New type of aurora, nicknamed ‘the dunes,’ discovered by citizen scientists in Finland

  • The dunes appear as thin ribbons of green light in the sky.
  • Researchers suspect the dunes are visible manifestations of air undulations called atmospheric waves.
  • At about 60 miles in altitude, this region of the atmosphere is notoriously difficult to study.

Amateur photographers in Finland have discovered a new form of aurora, scientists announced in a new study published this week.

Nicknamed “the dunes,” the aurora is helping scientists better understand a mysterious layer of Earth’s atmosphere.

“For the first time we can actually observe atmospheric waves through the aurora – this is something that hasn’t been done before,” said Minna Palmroth, a space physicist at the University of Helsinki and lead author of the new study.

The aurora – nighttime light displays in the atmosphere near Earth’s poles – take on various shapes and forms, the American Geophysical Union said. They often appear as rippling curtains of green, red, or purple light.

But in October 2018, amateur auroral photographers in Finland discovered a new auroral form that resemble a striped veil of clouds or dunes on a sandy beach.

The auroral dunes appear as a green-tinged and even pattern of waves that resemble a striped veil of clouds or dunes on a sandy beach.

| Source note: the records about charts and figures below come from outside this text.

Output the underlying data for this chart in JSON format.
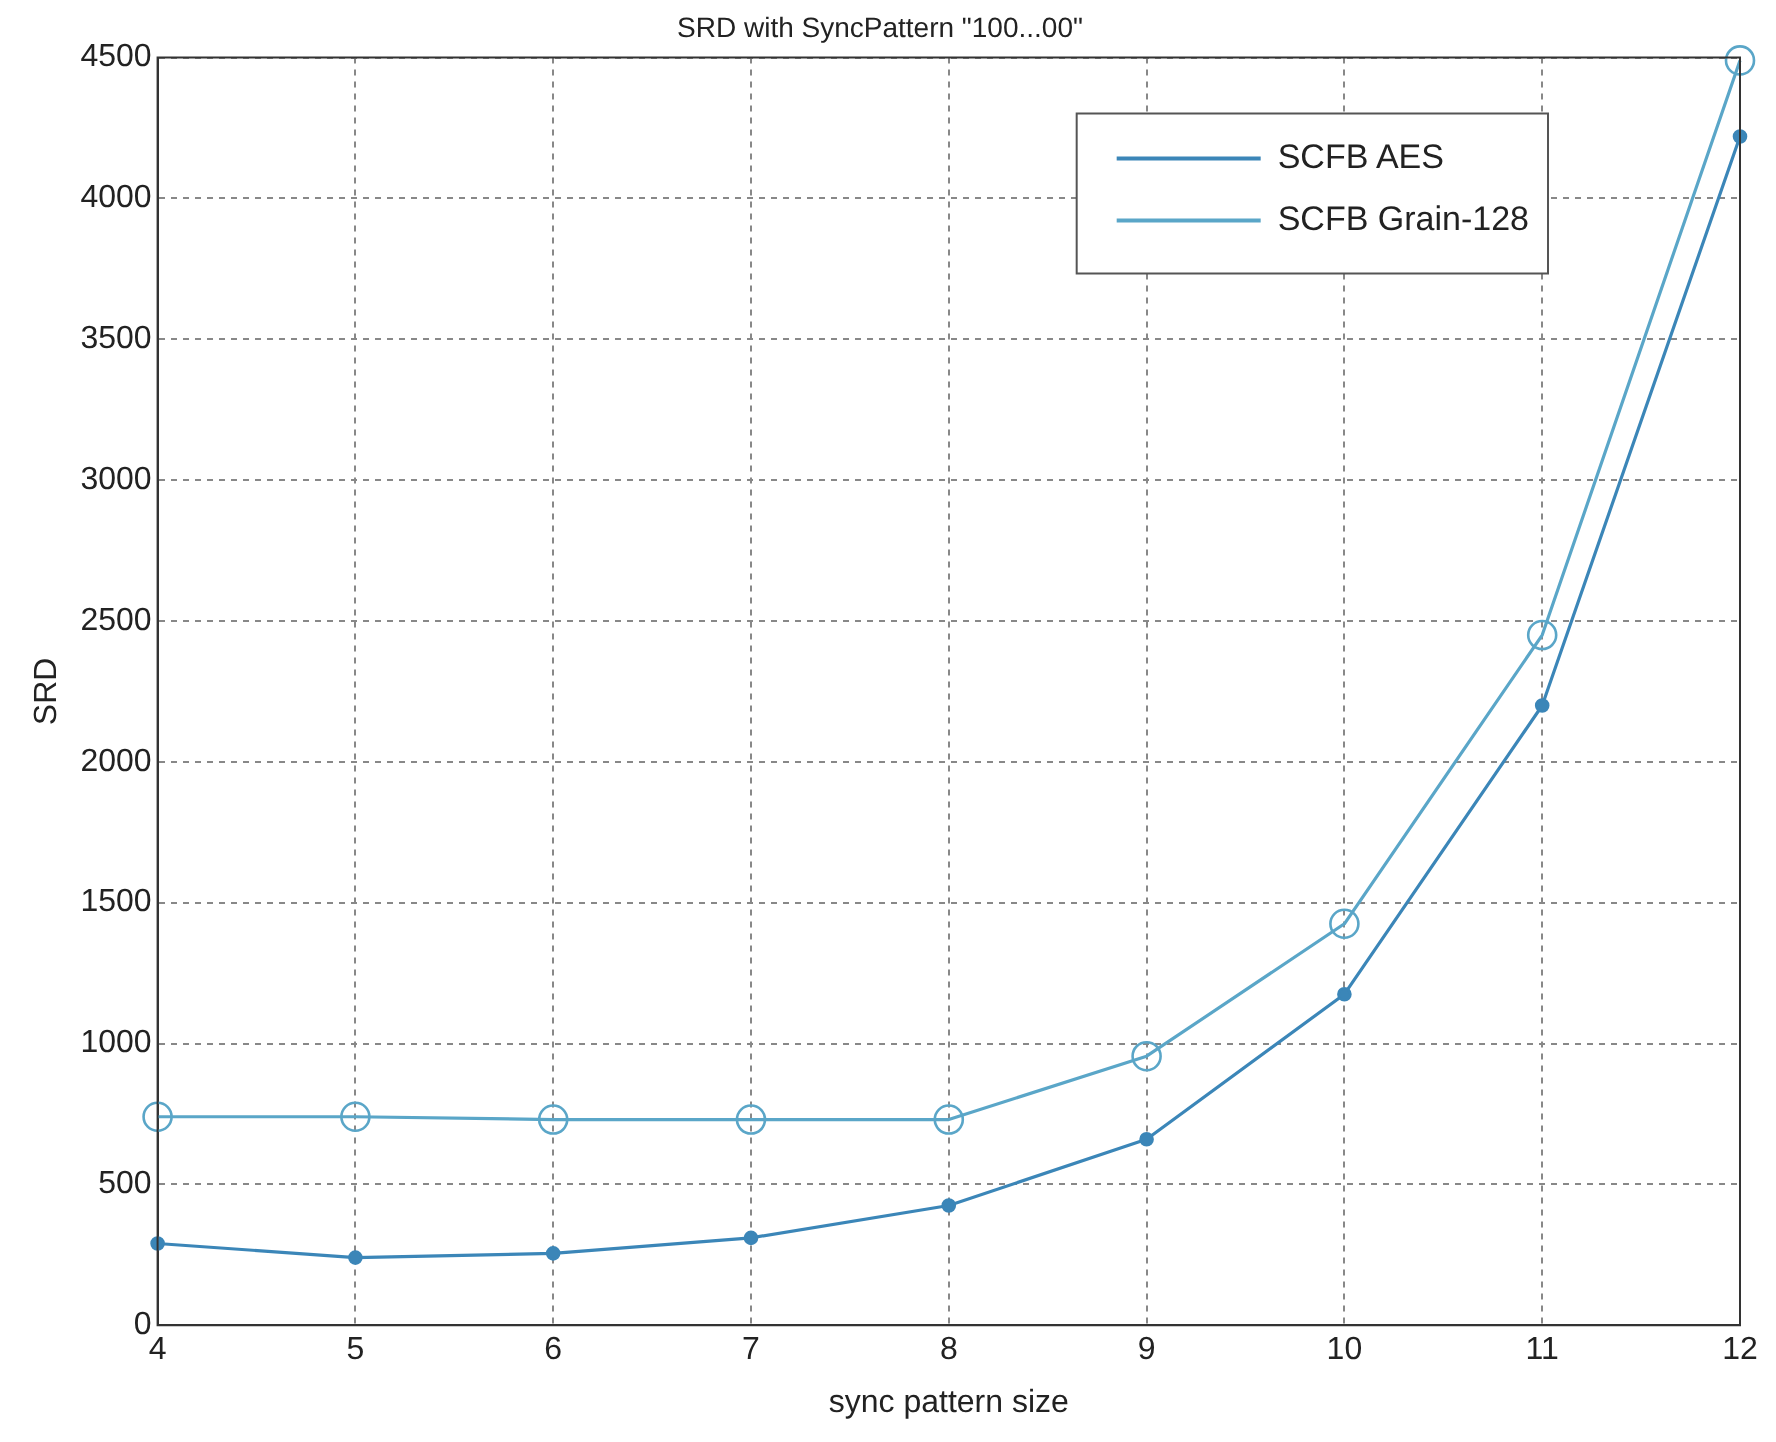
{
  "chart_data": {
    "type": "line",
    "title": "SRD with SyncPattern \"100...00\"",
    "xlabel": "sync pattern size",
    "ylabel": "SRD",
    "x": [
      4,
      5,
      6,
      7,
      8,
      9,
      10,
      11,
      12
    ],
    "series": [
      {
        "name": "SCFB AES",
        "color": "#3b86b8",
        "marker": "circle",
        "values": [
          290,
          240,
          255,
          310,
          425,
          660,
          1175,
          2200,
          4220
        ]
      },
      {
        "name": "SCFB Grain-128",
        "color": "#5aa6c8",
        "marker": "circle",
        "values": [
          740,
          740,
          730,
          730,
          730,
          955,
          1425,
          2450,
          4490
        ]
      }
    ],
    "xlim": [
      4,
      12
    ],
    "xticks": [
      4,
      5,
      6,
      7,
      8,
      9,
      10,
      11,
      12
    ],
    "ylim": [
      0,
      4500
    ],
    "yticks": [
      0,
      500,
      1000,
      1500,
      2000,
      2500,
      3000,
      3500,
      4000,
      4500
    ],
    "grid": true,
    "legend": "top right",
    "line_style": "solid"
  }
}
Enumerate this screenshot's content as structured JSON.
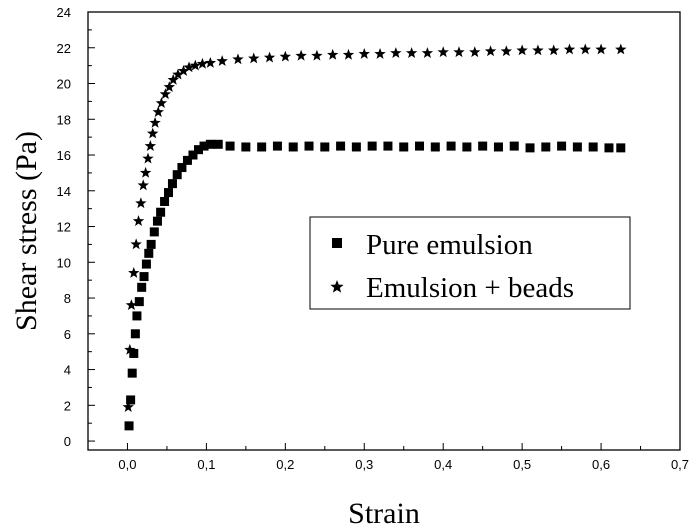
{
  "chart_data": {
    "type": "scatter",
    "title": "",
    "xlabel": "Strain",
    "ylabel": "Shear stress (Pa)",
    "xlim": [
      -0.05,
      0.7
    ],
    "ylim": [
      -0.5,
      24
    ],
    "x_ticks": [
      0.0,
      0.1,
      0.2,
      0.3,
      0.4,
      0.5,
      0.6,
      0.7
    ],
    "x_tick_labels": [
      "0,0",
      "0,1",
      "0,2",
      "0,3",
      "0,4",
      "0,5",
      "0,6",
      "0,7"
    ],
    "y_ticks": [
      0,
      2,
      4,
      6,
      8,
      10,
      12,
      14,
      16,
      18,
      20,
      22,
      24
    ],
    "y_tick_labels": [
      "0",
      "2",
      "4",
      "6",
      "8",
      "10",
      "12",
      "14",
      "16",
      "18",
      "20",
      "22",
      "24"
    ],
    "grid": false,
    "legend_position": "center-right",
    "series": [
      {
        "name": "Pure emulsion",
        "marker": "square",
        "color": "#000000",
        "points": [
          [
            0.002,
            0.85
          ],
          [
            0.004,
            2.3
          ],
          [
            0.006,
            3.8
          ],
          [
            0.008,
            4.9
          ],
          [
            0.01,
            6.0
          ],
          [
            0.012,
            7.0
          ],
          [
            0.015,
            7.8
          ],
          [
            0.018,
            8.6
          ],
          [
            0.021,
            9.2
          ],
          [
            0.024,
            9.9
          ],
          [
            0.027,
            10.5
          ],
          [
            0.03,
            11.0
          ],
          [
            0.034,
            11.7
          ],
          [
            0.038,
            12.3
          ],
          [
            0.042,
            12.8
          ],
          [
            0.047,
            13.4
          ],
          [
            0.052,
            13.9
          ],
          [
            0.057,
            14.4
          ],
          [
            0.063,
            14.9
          ],
          [
            0.069,
            15.3
          ],
          [
            0.076,
            15.7
          ],
          [
            0.083,
            16.0
          ],
          [
            0.09,
            16.3
          ],
          [
            0.097,
            16.5
          ],
          [
            0.105,
            16.6
          ],
          [
            0.115,
            16.6
          ],
          [
            0.13,
            16.5
          ],
          [
            0.15,
            16.45
          ],
          [
            0.17,
            16.45
          ],
          [
            0.19,
            16.5
          ],
          [
            0.21,
            16.45
          ],
          [
            0.23,
            16.5
          ],
          [
            0.25,
            16.45
          ],
          [
            0.27,
            16.5
          ],
          [
            0.29,
            16.45
          ],
          [
            0.31,
            16.5
          ],
          [
            0.33,
            16.5
          ],
          [
            0.35,
            16.45
          ],
          [
            0.37,
            16.5
          ],
          [
            0.39,
            16.45
          ],
          [
            0.41,
            16.5
          ],
          [
            0.43,
            16.45
          ],
          [
            0.45,
            16.5
          ],
          [
            0.47,
            16.45
          ],
          [
            0.49,
            16.5
          ],
          [
            0.51,
            16.4
          ],
          [
            0.53,
            16.45
          ],
          [
            0.55,
            16.5
          ],
          [
            0.57,
            16.45
          ],
          [
            0.59,
            16.45
          ],
          [
            0.61,
            16.4
          ],
          [
            0.625,
            16.4
          ]
        ]
      },
      {
        "name": "Emulsion + beads",
        "marker": "star",
        "color": "#000000",
        "points": [
          [
            0.001,
            1.9
          ],
          [
            0.003,
            5.1
          ],
          [
            0.005,
            7.6
          ],
          [
            0.008,
            9.4
          ],
          [
            0.011,
            11.0
          ],
          [
            0.014,
            12.3
          ],
          [
            0.017,
            13.3
          ],
          [
            0.02,
            14.3
          ],
          [
            0.023,
            15.0
          ],
          [
            0.026,
            15.8
          ],
          [
            0.029,
            16.5
          ],
          [
            0.032,
            17.2
          ],
          [
            0.035,
            17.8
          ],
          [
            0.039,
            18.4
          ],
          [
            0.043,
            18.9
          ],
          [
            0.048,
            19.4
          ],
          [
            0.053,
            19.8
          ],
          [
            0.058,
            20.2
          ],
          [
            0.064,
            20.5
          ],
          [
            0.071,
            20.7
          ],
          [
            0.078,
            20.9
          ],
          [
            0.086,
            21.0
          ],
          [
            0.095,
            21.1
          ],
          [
            0.105,
            21.15
          ],
          [
            0.12,
            21.25
          ],
          [
            0.14,
            21.35
          ],
          [
            0.16,
            21.4
          ],
          [
            0.18,
            21.45
          ],
          [
            0.2,
            21.5
          ],
          [
            0.22,
            21.55
          ],
          [
            0.24,
            21.55
          ],
          [
            0.26,
            21.6
          ],
          [
            0.28,
            21.6
          ],
          [
            0.3,
            21.65
          ],
          [
            0.32,
            21.65
          ],
          [
            0.34,
            21.7
          ],
          [
            0.36,
            21.7
          ],
          [
            0.38,
            21.7
          ],
          [
            0.4,
            21.75
          ],
          [
            0.42,
            21.75
          ],
          [
            0.44,
            21.75
          ],
          [
            0.46,
            21.8
          ],
          [
            0.48,
            21.8
          ],
          [
            0.5,
            21.85
          ],
          [
            0.52,
            21.85
          ],
          [
            0.54,
            21.85
          ],
          [
            0.56,
            21.9
          ],
          [
            0.58,
            21.9
          ],
          [
            0.6,
            21.9
          ],
          [
            0.625,
            21.9
          ]
        ]
      }
    ]
  }
}
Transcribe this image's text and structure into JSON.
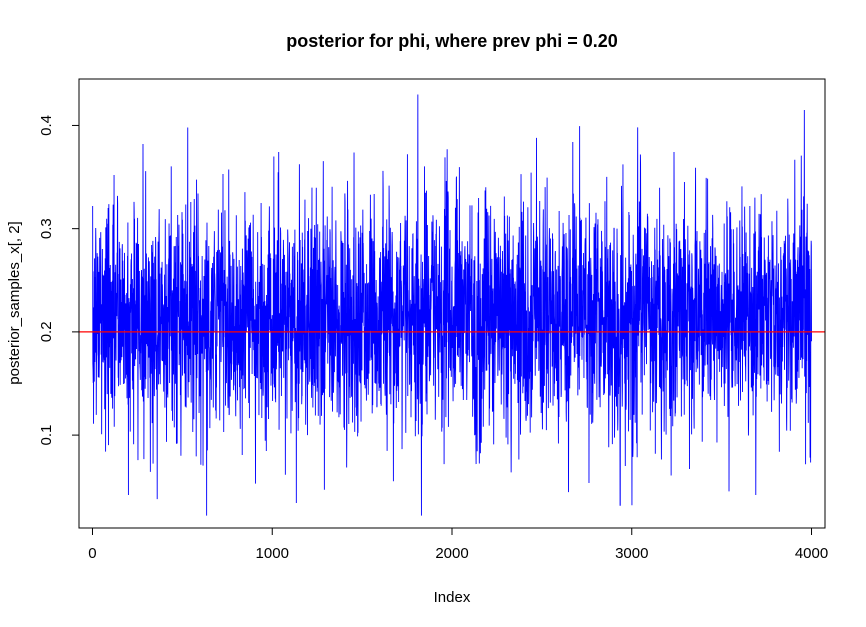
{
  "chart_data": {
    "type": "line",
    "title": "posterior for phi, where prev phi = 0.20",
    "xlabel": "Index",
    "ylabel": "posterior_samples_x[, 2]",
    "xlim": [
      -75,
      4075
    ],
    "ylim": [
      0.01,
      0.445
    ],
    "x_ticks": [
      0,
      1000,
      2000,
      3000,
      4000
    ],
    "x_tick_labels": [
      "0",
      "1000",
      "2000",
      "3000",
      "4000"
    ],
    "y_ticks": [
      0.1,
      0.2,
      0.3,
      0.4
    ],
    "y_tick_labels": [
      "0.1",
      "0.2",
      "0.3",
      "0.4"
    ],
    "grid": false,
    "series": [
      {
        "color": "#0000ff",
        "n_points": 4000,
        "mean": 0.215,
        "sd": 0.055,
        "min": 0.022,
        "max": 0.43,
        "notable_points": [
          {
            "x": 1,
            "y": 0.322
          },
          {
            "x": 200,
            "y": 0.042
          },
          {
            "x": 360,
            "y": 0.038
          },
          {
            "x": 530,
            "y": 0.398
          },
          {
            "x": 635,
            "y": 0.022
          },
          {
            "x": 1290,
            "y": 0.047
          },
          {
            "x": 1810,
            "y": 0.43
          },
          {
            "x": 1830,
            "y": 0.022
          },
          {
            "x": 2470,
            "y": 0.388
          },
          {
            "x": 3690,
            "y": 0.042
          },
          {
            "x": 3960,
            "y": 0.415
          }
        ]
      }
    ],
    "reference_line": {
      "y": 0.2,
      "color": "#ff0000"
    }
  }
}
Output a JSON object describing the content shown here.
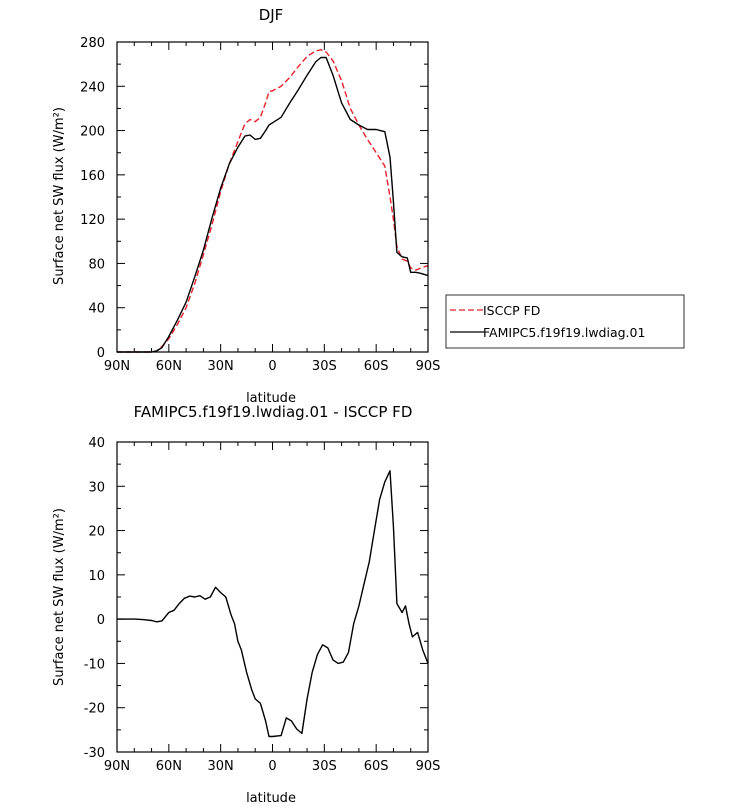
{
  "chart_data": [
    {
      "type": "line",
      "title": "DJF",
      "xlabel": "latitude",
      "ylabel": "Surface net SW flux (W/m²)",
      "xlim": [
        90,
        -90
      ],
      "ylim": [
        0,
        280
      ],
      "x_ticks": [
        90,
        60,
        30,
        0,
        -30,
        -60,
        -90
      ],
      "x_tick_labels": [
        "90N",
        "60N",
        "30N",
        "0",
        "30S",
        "60S",
        "90S"
      ],
      "y_ticks": [
        0,
        40,
        80,
        120,
        160,
        200,
        240,
        280
      ],
      "legend": "right-outside",
      "series": [
        {
          "name": "ISCCP FD",
          "color": "#e8202a",
          "dash": "dashed",
          "x": [
            90,
            85,
            80,
            75,
            70,
            67,
            64,
            60,
            55,
            50,
            45,
            40,
            35,
            30,
            25,
            20,
            16,
            13,
            10,
            7,
            4,
            2,
            0,
            -5,
            -10,
            -15,
            -20,
            -25,
            -28,
            -31,
            -35,
            -40,
            -45,
            -50,
            -55,
            -60,
            -65,
            -68,
            -70,
            -72,
            -75,
            -78,
            -80,
            -83,
            -86,
            -90
          ],
          "y": [
            0,
            0,
            0,
            0,
            0,
            1,
            5,
            12,
            25,
            40,
            62,
            88,
            115,
            145,
            170,
            190,
            206,
            210,
            208,
            212,
            225,
            235,
            236,
            240,
            248,
            258,
            267,
            272,
            273,
            271,
            263,
            245,
            220,
            205,
            192,
            180,
            168,
            140,
            120,
            95,
            84,
            82,
            76,
            74,
            76,
            78
          ]
        },
        {
          "name": "FAMIPC5.f19f19.lwdiag.01",
          "color": "#000000",
          "dash": "solid",
          "x": [
            90,
            85,
            80,
            75,
            70,
            67,
            64,
            60,
            55,
            50,
            45,
            40,
            35,
            30,
            25,
            20,
            16,
            13,
            10,
            7,
            4,
            2,
            0,
            -5,
            -10,
            -15,
            -20,
            -25,
            -28,
            -31,
            -35,
            -40,
            -45,
            -50,
            -55,
            -60,
            -65,
            -68,
            -70,
            -72,
            -75,
            -78,
            -80,
            -83,
            -86,
            -90
          ],
          "y": [
            0,
            0,
            0,
            0,
            0,
            1,
            4,
            14,
            29,
            45,
            68,
            92,
            121,
            148,
            170,
            185,
            195,
            196,
            192,
            193,
            200,
            205,
            207,
            212,
            225,
            237,
            250,
            262,
            266,
            266,
            250,
            225,
            210,
            205,
            201,
            201,
            199,
            176,
            136,
            90,
            86,
            85,
            72,
            72,
            71,
            69
          ]
        }
      ]
    },
    {
      "type": "line",
      "title": "FAMIPC5.f19f19.lwdiag.01 - ISCCP FD",
      "xlabel": "latitude",
      "ylabel": "Surface net SW flux (W/m²)",
      "xlim": [
        90,
        -90
      ],
      "ylim": [
        -30,
        40
      ],
      "x_ticks": [
        90,
        60,
        30,
        0,
        -30,
        -60,
        -90
      ],
      "x_tick_labels": [
        "90N",
        "60N",
        "30N",
        "0",
        "30S",
        "60S",
        "90S"
      ],
      "y_ticks": [
        -30,
        -20,
        -10,
        0,
        10,
        20,
        30,
        40
      ],
      "series": [
        {
          "color": "#000000",
          "dash": "solid",
          "x": [
            90,
            85,
            80,
            75,
            70,
            67,
            64,
            60,
            57,
            54,
            51,
            48,
            45,
            42,
            39,
            36,
            33,
            30,
            27,
            24,
            22,
            20,
            18,
            15,
            12,
            10,
            7,
            4,
            2,
            0,
            -5,
            -8,
            -11,
            -14,
            -17,
            -20,
            -23,
            -26,
            -29,
            -32,
            -35,
            -38,
            -41,
            -44,
            -47,
            -50,
            -53,
            -56,
            -59,
            -62,
            -65,
            -68,
            -70,
            -72,
            -75,
            -77,
            -79,
            -81,
            -84,
            -87,
            -90
          ],
          "y": [
            0,
            0,
            0,
            -0.1,
            -0.3,
            -0.6,
            -0.4,
            1.5,
            2,
            3.5,
            4.7,
            5.2,
            5,
            5.3,
            4.5,
            5,
            7.2,
            6,
            5,
            1,
            -1,
            -5,
            -7,
            -12,
            -16,
            -18,
            -19,
            -23,
            -26.5,
            -26.5,
            -26.3,
            -22.3,
            -23,
            -24.8,
            -25.8,
            -18,
            -12,
            -8,
            -5.8,
            -6.5,
            -9.2,
            -10,
            -9.7,
            -7.5,
            -1,
            3,
            8,
            13,
            20,
            27,
            31,
            33.5,
            21,
            3.5,
            1.5,
            3,
            -1,
            -4,
            -3,
            -7,
            -10
          ]
        }
      ]
    }
  ]
}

The dunes appear as thin ribbons of green light in the sky, extending toward the equator for hundreds of miles. Most auroral light displays are oriented vertically, like curtains hanging down from the sky, but the dunes are arranged horizontally, like fingers reaching toward the horizon.

According to the study, the researchers suspect the dunes are visible manifestations of air undulations called atmospheric waves. If their theory proves correct, the dunes could provide a way to understand a part of Earth’s upper atmosphere that is notoriously difficult to study. 

At about 60 miles in altitude, this region of the atmosphere is too high for balloons and planes to reach, but too low for satellites and spacecraft to directly observe, the American Geophysical Union said.

“Collaborations with citizen scientists are getting increasingly important because they can become ‘mobile sensors’ that chase interesting aurora easily and catch new features that scientists didn’t notice before,” Toshi Nishimura, a research associate professor of electrical and computer engineering at Boston University’s Center for Space Physics, who was not part of the study, told Space.com.

For centuries, the aurora borealis, aka the northern lights, have fascinated skywatchers. It forms when particles flowing from the sun get caught up in the Earth’s magnetic field. The particles then interact with molecules of atmospheric gases to cause the famed glowing red and green colors of the aurora.

The lights are visible in both the far northern and southern parts of the world. The southern lights are known as aurora australis.

The new study was published in the journal AGU Advances.